The NPRM defined “legal entity customers” as those formed through a filing with a secretary of state or other applicable government agency. Under the new requirements outlined in the NPRM, financial institutions determination of the “beneficial ownership” of a “legal entity customer” will be conducted through a two-prong test consisting of both an ownership and control prong. The ownership prong will be met by an individual who has a 25 percent or more equity interest in the legal entity. The control prong will be met by individuals exercising significant responsibility to control, manage, or direct the legal entity. If either prong is satisfied, financial institutions will be required to identify and verify the identity of that individual. Financial institutions should note that NPRM and FinCen make clear that that they are seeking the identity of natural persons, as opposed to other legal entities who own or control “legal entity customers.”
On a positive side for financial institutions, under the proposed rule, the requirement to identify and verify “beneficial owners” would apply prospectively, so financial institutions will not have to look back through all of their current customer accounts. Rather, the requirement will only apply to accounts opened starting one year after adoption of the final rule. In order to verify the identity of “beneficial owners,” FinCen proposes the use of a standard form. The standard form will ask individuals opening an account on behalf of a legal entity to provide certain information and certify as to the veracity of that information. While there is no specific requirement to update this information, FinCen expects financial institutions to keep the information “as current as possible.” Additionally, financial institutions should be aware that under the proposed requirements, they will be entitled to rely on the information provided by individuals in the standard form and, under certain conditions, may utilize other financial institutions to comply with the proposed requirements.

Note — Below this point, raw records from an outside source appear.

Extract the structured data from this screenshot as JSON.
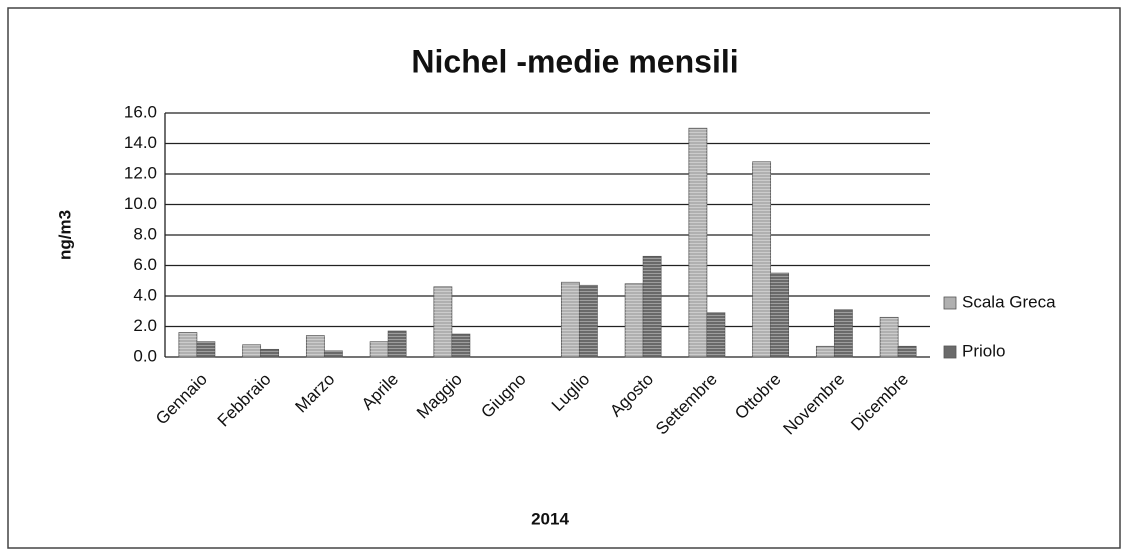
{
  "chart_data": {
    "type": "bar",
    "title": "Nichel -medie mensili",
    "x_label": "2014",
    "y_label": "ng/m3",
    "categories": [
      "Gennaio",
      "Febbraio",
      "Marzo",
      "Aprile",
      "Maggio",
      "Giugno",
      "Luglio",
      "Agosto",
      "Settembre",
      "Ottobre",
      "Novembre",
      "Dicembre"
    ],
    "series": [
      {
        "name": "Scala Greca",
        "color": "#b0b0b0",
        "values": [
          1.6,
          0.8,
          1.4,
          1.0,
          4.6,
          null,
          4.9,
          4.8,
          15.0,
          12.8,
          0.7,
          2.6
        ]
      },
      {
        "name": "Priolo",
        "color": "#6a6a6a",
        "values": [
          1.0,
          0.5,
          0.4,
          1.7,
          1.5,
          null,
          4.7,
          6.6,
          2.9,
          5.5,
          3.1,
          0.7
        ]
      }
    ],
    "ylim": [
      0,
      16
    ],
    "yticks": [
      {
        "value": 0,
        "label": "0.0"
      },
      {
        "value": 2,
        "label": "2.0"
      },
      {
        "value": 4,
        "label": "4.0"
      },
      {
        "value": 6,
        "label": "6.0"
      },
      {
        "value": 8,
        "label": "8.0"
      },
      {
        "value": 10,
        "label": "10.0"
      },
      {
        "value": 12,
        "label": "12.0"
      },
      {
        "value": 14,
        "label": "14.0"
      },
      {
        "value": 16,
        "label": "16.0"
      }
    ],
    "grid": true,
    "legend": "right"
  }
}
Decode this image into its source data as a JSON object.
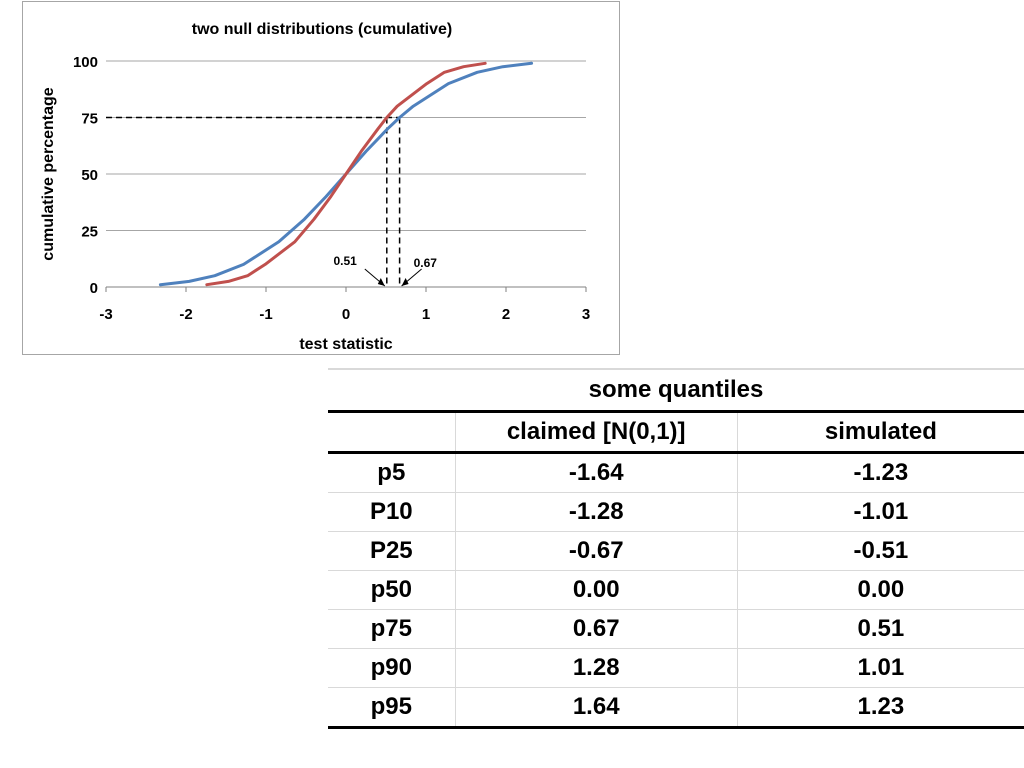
{
  "chart_data": {
    "type": "line",
    "title": "two null distributions (cumulative)",
    "xlabel": "test statistic",
    "ylabel": "cumulative percentage",
    "xlim": [
      -3,
      3
    ],
    "ylim": [
      0,
      100
    ],
    "x_ticks": [
      "-3",
      "-2",
      "-1",
      "0",
      "1",
      "2",
      "3"
    ],
    "y_ticks": [
      "0",
      "25",
      "50",
      "75",
      "100"
    ],
    "grid": "horizontal",
    "colors": {
      "blue": "#4f81bd",
      "red": "#c0504d"
    },
    "series": [
      {
        "color": "#4f81bd",
        "x": [
          -2.32,
          -1.96,
          -1.64,
          -1.28,
          -0.84,
          -0.52,
          -0.25,
          0,
          0.25,
          0.52,
          0.67,
          0.84,
          1.28,
          1.64,
          1.96,
          2.32
        ],
        "y": [
          1,
          2.5,
          5,
          10,
          20,
          30,
          40,
          50,
          60,
          70,
          75,
          80,
          90,
          95,
          97.5,
          99
        ]
      },
      {
        "color": "#c0504d",
        "x": [
          -1.74,
          -1.47,
          -1.23,
          -1.01,
          -0.64,
          -0.4,
          -0.19,
          0,
          0.19,
          0.4,
          0.51,
          0.64,
          1.01,
          1.23,
          1.47,
          1.74
        ],
        "y": [
          1,
          2.5,
          5,
          10,
          20,
          30,
          40,
          50,
          60,
          70,
          75,
          80,
          90,
          95,
          97.5,
          99
        ]
      }
    ],
    "reference": {
      "y": 75,
      "x_values": [
        0.51,
        0.67
      ]
    },
    "annotations": [
      {
        "text": "0.51",
        "x": 0.51
      },
      {
        "text": "0.67",
        "x": 0.67
      }
    ]
  },
  "table": {
    "caption": "some quantiles",
    "headers": [
      "",
      "claimed [N(0,1)]",
      "simulated"
    ],
    "rows": [
      [
        "p5",
        "-1.64",
        "-1.23"
      ],
      [
        "P10",
        "-1.28",
        "-1.01"
      ],
      [
        "P25",
        "-0.67",
        "-0.51"
      ],
      [
        "p50",
        "0.00",
        "0.00"
      ],
      [
        "p75",
        "0.67",
        "0.51"
      ],
      [
        "p90",
        "1.28",
        "1.01"
      ],
      [
        "p95",
        "1.64",
        "1.23"
      ]
    ]
  }
}
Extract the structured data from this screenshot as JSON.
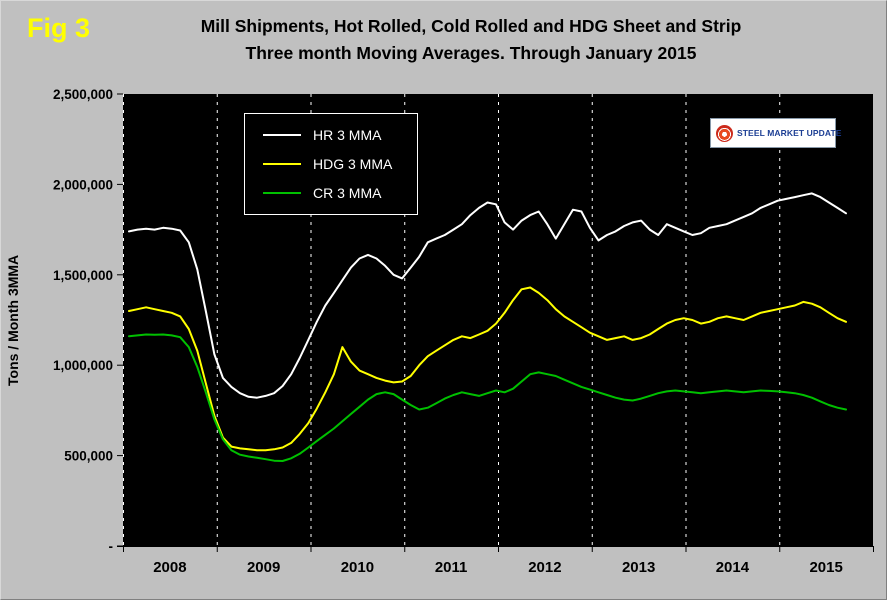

Finally, it should be noted that the NPRM excludes numerous entities from the “beneficial ownership” requirement including: (i) customers already exempt from CIP under FinCen rules; (ii) certain publicly traded companies; (iii) certain government agencies; (iv) U.S. investment companies registered with the SEC; (v) certain non-profits; (vi) registered entities; and (vii) public accounting firms registered under Sarbanes Oxley.
1 Department of the Treasury: Financial Crimes Enforcement Network, Notice of Proposed Rulemaking: Customer Due Diligence Requirement for Financial Institutions, July 23, 2014, available here. The NPRM also proposed codifying what FinCen believs are already existing requirements for financial institutions to understand the nature and purpose of customer relationships and conduct ongoing monitoring to maintain and update customer information and to identify and report suspicious transactions.